Die Geschichts-Grundkurse der Q1 haben sich im Rahmen der Demokratiebildung am BVA mit zentralen Fragen von Erinnerungskultur und politischer Verantwortung beschäftigt – und das auf gleich zwei besonderen Veranstaltungen.
Der erste Teil führte die Kurse in das EL-DE-Haus Köln. Dort nahmen die Schüler*innen an einem Workshop zur Ausstellung „Köln im Nationalsozialismus“ teil. Im Mittelpunkt stand die Frage: Wie erzählen wir NS-Geschichte heute?
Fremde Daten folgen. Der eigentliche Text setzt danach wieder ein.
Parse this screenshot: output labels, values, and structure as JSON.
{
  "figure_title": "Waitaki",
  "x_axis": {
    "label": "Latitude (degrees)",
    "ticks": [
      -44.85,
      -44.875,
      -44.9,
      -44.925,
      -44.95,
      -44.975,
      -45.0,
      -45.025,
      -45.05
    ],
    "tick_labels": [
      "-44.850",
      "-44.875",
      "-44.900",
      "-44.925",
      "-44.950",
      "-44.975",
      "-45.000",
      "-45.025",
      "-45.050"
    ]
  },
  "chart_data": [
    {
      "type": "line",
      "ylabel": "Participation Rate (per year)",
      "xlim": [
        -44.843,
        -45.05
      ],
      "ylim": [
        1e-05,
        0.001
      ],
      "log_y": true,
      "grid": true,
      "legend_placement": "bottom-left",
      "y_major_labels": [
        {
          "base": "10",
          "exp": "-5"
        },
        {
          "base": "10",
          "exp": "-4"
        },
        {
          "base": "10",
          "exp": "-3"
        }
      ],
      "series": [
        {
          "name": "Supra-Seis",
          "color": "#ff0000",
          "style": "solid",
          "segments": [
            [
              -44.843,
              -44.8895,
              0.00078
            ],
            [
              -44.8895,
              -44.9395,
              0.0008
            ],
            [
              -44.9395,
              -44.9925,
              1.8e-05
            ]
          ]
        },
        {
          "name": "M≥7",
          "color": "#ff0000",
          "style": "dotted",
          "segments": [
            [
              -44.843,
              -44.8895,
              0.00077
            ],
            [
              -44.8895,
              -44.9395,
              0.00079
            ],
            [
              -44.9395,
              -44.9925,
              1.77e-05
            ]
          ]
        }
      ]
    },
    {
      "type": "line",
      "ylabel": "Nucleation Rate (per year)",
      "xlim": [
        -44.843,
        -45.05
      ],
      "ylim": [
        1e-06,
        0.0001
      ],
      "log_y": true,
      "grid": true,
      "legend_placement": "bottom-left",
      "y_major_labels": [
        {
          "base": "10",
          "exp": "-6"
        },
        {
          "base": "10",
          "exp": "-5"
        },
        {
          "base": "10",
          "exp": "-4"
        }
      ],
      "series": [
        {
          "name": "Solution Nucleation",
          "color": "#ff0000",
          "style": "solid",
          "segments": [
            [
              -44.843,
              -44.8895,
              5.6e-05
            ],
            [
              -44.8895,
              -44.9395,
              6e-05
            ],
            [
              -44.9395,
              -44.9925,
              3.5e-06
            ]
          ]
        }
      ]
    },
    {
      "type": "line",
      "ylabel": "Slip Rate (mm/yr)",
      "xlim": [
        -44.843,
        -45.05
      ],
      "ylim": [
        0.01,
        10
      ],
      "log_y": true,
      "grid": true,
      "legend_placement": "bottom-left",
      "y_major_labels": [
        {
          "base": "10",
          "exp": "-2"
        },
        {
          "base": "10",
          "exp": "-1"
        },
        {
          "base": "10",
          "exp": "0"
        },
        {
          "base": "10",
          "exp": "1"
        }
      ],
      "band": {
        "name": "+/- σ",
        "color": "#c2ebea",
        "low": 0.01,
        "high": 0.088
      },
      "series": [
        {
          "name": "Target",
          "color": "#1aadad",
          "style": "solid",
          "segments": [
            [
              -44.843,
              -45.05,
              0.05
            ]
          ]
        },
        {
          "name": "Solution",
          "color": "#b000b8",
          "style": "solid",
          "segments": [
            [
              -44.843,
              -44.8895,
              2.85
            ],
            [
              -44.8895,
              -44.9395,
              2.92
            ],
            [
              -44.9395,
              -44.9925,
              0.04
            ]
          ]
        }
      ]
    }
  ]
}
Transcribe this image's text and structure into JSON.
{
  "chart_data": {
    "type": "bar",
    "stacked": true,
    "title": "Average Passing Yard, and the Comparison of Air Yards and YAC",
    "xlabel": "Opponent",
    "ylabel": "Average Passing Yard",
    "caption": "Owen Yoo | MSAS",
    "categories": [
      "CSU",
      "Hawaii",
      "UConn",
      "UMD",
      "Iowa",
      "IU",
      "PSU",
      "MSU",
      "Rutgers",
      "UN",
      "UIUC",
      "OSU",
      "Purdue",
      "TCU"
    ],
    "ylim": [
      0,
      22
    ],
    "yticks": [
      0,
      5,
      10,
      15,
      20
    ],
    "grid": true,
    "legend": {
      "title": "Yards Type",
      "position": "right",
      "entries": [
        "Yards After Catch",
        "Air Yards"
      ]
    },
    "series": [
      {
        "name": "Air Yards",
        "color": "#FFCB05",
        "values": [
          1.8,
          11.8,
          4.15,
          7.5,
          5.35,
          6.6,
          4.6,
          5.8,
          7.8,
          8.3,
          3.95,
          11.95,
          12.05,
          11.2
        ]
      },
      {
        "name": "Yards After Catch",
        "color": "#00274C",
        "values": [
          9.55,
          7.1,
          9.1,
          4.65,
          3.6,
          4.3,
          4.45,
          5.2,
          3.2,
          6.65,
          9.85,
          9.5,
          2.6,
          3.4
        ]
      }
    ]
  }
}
Gemeinsam wurden ausgewählte Darstellungen der Dauerausstellung kritisch betrachtet, eigene Perspektiven entwickelt und diskutiert, wie sich historische Inhalte zeitgemäß vermitteln lassen. Dabei konnten die Schüler*innen ihr eigenes Wissen zur NS-Zeit kritisch anwenden und reflektieren, welche Relevanz dieses für die heutige Zeit hat.
Im zweiten Teil folgte ein Online-Seminar der Gedenkstätte Berlin-Hohenschönhausen, das sich mit der Geschichte der DDR und der Staatssicherheit (Stasi) beschäftigte. Auch hier stand die Auseinandersetzung mit Diktaturerfahrungen im Mittelpunkt.
Beide Veranstaltungen verband die Leitfrage der Demokratiebildung: Wie geht eine demokratische Gesellschaft mit dem Erbe von Unrechtssystemen um – und welche Lehren lassen sich daraus für die Gegenwart ziehen?
Die Projekte zeigten eindrucksvoll, dass historisches Lernen weit über die Vermittlung von Fakten hinausgeht: Es fördert kritisches Denken, die Auseinandersetzung mit unterschiedlichen Perspektiven und das Bewusstsein für die Bedeutung demokratischer Werte.